Elbette Okan hocanın planı Seleznyov'a ceza sahası arkası koşuları yaptırmaktı ama bu plan en baştan sekteye uğradı. İkinci yarıda Beşiktaş'ın izin verdiği ölçüde pozisyona girdiler.
Güle oynaya değil, mücadele ederek kazandılar. Keyif aldılar. Futbolda 'güle oynaya' diye bir şey yoktur, mücadelenizi ederseniz skor size gelir.
Beşiktaş'ın Şampiyonlar Ligi serüveni daha kısa sürseydi en az 4-5 puan fazla alırdı. Hakemler de Hüseyin Göçek önderliğinde iyi bir maç çıkardılar. (Rıdvan Dilmen/Sabah)
920
NASIL başlarsan öyle devam eder misali Beşiktaş maça çok hızlı başladı ve başlar başlamaz da golü buldu. Şenol hocanın tercihleri dışında ideal kadro ile maça başlayan Beşiktaş bu ligin üzerinde bir futbol oynadığını gösterdi. Sadece kendisini izleyen taraftarların değil Süper Lig’de mücadele eden tüm oyuncuların da iştahını kabartan bir oyun anlayışı var Beşiktaş’ın. Futbolcuların bile “Bu takımda oynuyor olsaydım inanılmaz keyif alırdım” dediğini biliyorum.

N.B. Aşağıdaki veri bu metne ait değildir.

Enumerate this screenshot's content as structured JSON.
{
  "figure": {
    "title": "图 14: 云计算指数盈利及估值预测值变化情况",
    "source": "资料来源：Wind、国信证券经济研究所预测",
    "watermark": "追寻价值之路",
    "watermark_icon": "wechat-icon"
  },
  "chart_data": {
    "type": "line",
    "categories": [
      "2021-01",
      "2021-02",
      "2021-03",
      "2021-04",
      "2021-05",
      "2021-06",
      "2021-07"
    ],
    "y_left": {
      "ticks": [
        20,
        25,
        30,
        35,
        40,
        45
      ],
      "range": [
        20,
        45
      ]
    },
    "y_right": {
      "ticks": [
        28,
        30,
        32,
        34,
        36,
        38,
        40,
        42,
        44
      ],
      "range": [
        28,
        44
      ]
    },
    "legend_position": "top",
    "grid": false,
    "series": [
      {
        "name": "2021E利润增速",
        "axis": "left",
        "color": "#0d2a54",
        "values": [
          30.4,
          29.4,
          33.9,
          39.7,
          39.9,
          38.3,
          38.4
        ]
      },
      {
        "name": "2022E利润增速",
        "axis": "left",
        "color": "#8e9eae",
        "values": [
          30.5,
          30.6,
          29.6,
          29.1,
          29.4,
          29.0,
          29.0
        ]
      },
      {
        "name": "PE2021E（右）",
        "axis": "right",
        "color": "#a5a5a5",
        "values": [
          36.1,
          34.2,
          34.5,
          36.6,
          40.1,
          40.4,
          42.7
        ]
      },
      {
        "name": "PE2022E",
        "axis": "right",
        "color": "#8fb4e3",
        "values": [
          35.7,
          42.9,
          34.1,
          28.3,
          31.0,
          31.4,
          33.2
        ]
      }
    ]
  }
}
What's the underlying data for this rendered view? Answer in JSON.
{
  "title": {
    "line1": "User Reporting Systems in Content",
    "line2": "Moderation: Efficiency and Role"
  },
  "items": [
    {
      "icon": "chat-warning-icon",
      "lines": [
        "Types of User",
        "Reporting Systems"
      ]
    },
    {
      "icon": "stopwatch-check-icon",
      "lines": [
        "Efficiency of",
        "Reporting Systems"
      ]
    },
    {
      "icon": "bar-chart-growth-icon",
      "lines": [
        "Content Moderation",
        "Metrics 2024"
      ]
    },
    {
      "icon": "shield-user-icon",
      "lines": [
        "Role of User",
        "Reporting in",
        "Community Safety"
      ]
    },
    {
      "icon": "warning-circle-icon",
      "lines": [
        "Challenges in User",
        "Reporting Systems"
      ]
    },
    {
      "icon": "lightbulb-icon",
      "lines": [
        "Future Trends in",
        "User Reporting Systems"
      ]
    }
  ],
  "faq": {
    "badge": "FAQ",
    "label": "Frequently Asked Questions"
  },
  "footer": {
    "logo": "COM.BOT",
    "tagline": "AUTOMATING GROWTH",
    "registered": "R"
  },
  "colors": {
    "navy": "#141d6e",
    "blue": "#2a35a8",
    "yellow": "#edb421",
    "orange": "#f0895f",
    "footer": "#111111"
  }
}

İLK yarıda bulduğu iki golle fişi çeken Beşiktaş, şampiyon gibi oynadığı maçtan aldığı üç puanın ardından şimdi rakiplerinin maçını ayaklarını TV koltuğuna uzatıp bekleyecek. Dün akşam Beşiktaş üç puandan fazlasını kazandı. Zirveye inandığını ve üst üste üçüncü kez şampiyon olmayı ne kadar istediğini gösterdi. Akhisar deplasmanında kimlerin kaç puan bıraktığını bilerek konuşursak, skorun bu kadar erken geleceğini belki de Şenol hoca bile beklemiyordu ama futbol sürprizlerle dolu. Erken ve bireysel hatalardan gelen goller sonrası ev sahibi takım elinden geleni yapmaya çalıştı. Beşikaş zaman zaman pozisyonlar da verdi. Ancak dün akşam Beşiktaş’ın ortaya koyduğu futbol, ne olursan olsun yediğini bir veya iki fazlasını atar futboluydu.
ÖZGÜVEN TAVAN YAPTI
BEŞİKTAŞ’TAN puan ya da puanlar almak istiyorsan oynamak zorundasın. Geriye yaslanıp Beşiktaş’ın oynamasına izin verirsen, sen geriye dönene kadar Beşiktaş maçı senin adına bitirir. Akhisar hafta başından bu yana yaptığı planları uygulamaya fırsat bile bulamadan Babel ve Negredo üç puanı getirdi. Galibiyet zaten hali hazırda yüksek olan özgüveni tavan yaptı Beşiktaş’ta. Dün akşam kazandığı üç puan pazar günü oynanacak G.Saray-Başakşehir maçının da planlarını değiştirdi. Beşiktaş puan kaybetseydi başka plan içerisinde girecek iki hocadan biri şimdi kazanmak zorunda. (Gökhan Dinç/Vatan)
1020
Olacağı buydu... ‘Oğuzhan mı, Tolgay mı‘ derken, her yerde oynayan, her yere koşan, gol atıp coşan, top da kesen, pas da kesen Medel orta sahayı aldı.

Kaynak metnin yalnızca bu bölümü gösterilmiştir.